For users of social media, the protests in Iran were an inescapable, global story. Tunisia, by contrast, hasn't seen nearly the attention or support from the online community.

Even so, Zuckerman credits social media with giving Tunisians a view of the protests that they did not get through heavily-censored government television, radio, and newspapers. YouTube had been blocked in Tunisia since 2007, but that did not stop Tunisians from using the site to share videos of the riots and protests with the world. Tunisians shared details about the clashes between the unarmed protesters and police using live ammunition on Twitter. The first rumors of a coup on January 12th were also spread on the social networking site. The interim government includes blogger Slim Amamou, who had been detained by the Tunisian government as a political prisoner just last week. Slim made the announcement that he would be joining the new government as Secretary of State for Sports and Youth Affairs on his Twitter stream.
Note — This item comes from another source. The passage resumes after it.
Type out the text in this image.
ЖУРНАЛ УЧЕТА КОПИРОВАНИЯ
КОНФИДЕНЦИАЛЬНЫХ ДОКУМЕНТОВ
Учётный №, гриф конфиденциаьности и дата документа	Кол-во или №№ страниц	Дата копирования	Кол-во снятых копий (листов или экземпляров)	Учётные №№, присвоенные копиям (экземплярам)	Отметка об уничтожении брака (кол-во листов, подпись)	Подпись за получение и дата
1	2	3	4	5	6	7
Another early lesson from the Tunisian revolution is that activists in repressive regimes must take steps to minimize risk to themselves when communicating online. While social networking sites played a role in allowing Tunisians to communicate about the riots and protests among themselves and to the outside world, the Tunisian government also exploited social networks to track down dissenters. Bloggers, journalists, and online activists in Tunisia faced detention as well as government attacks against their Facebook and email accounts, which serve as a reminder that online activists in repressive regimes may be vulnerable to government reprisal. EFF urges online activists to read our Surveillance Self-Defense International page, which gives practical advice for people living in repressive regimes who want to speak out while minimizing the risk of surveillance and censorship by their governments.

The threat to Tunisian activists appears to have abated for now, but the opportunity to learn from their successes and failures is just beginning. The precautions outlined in SSDI are essential reading for everyone who wants to follow in their footsteps.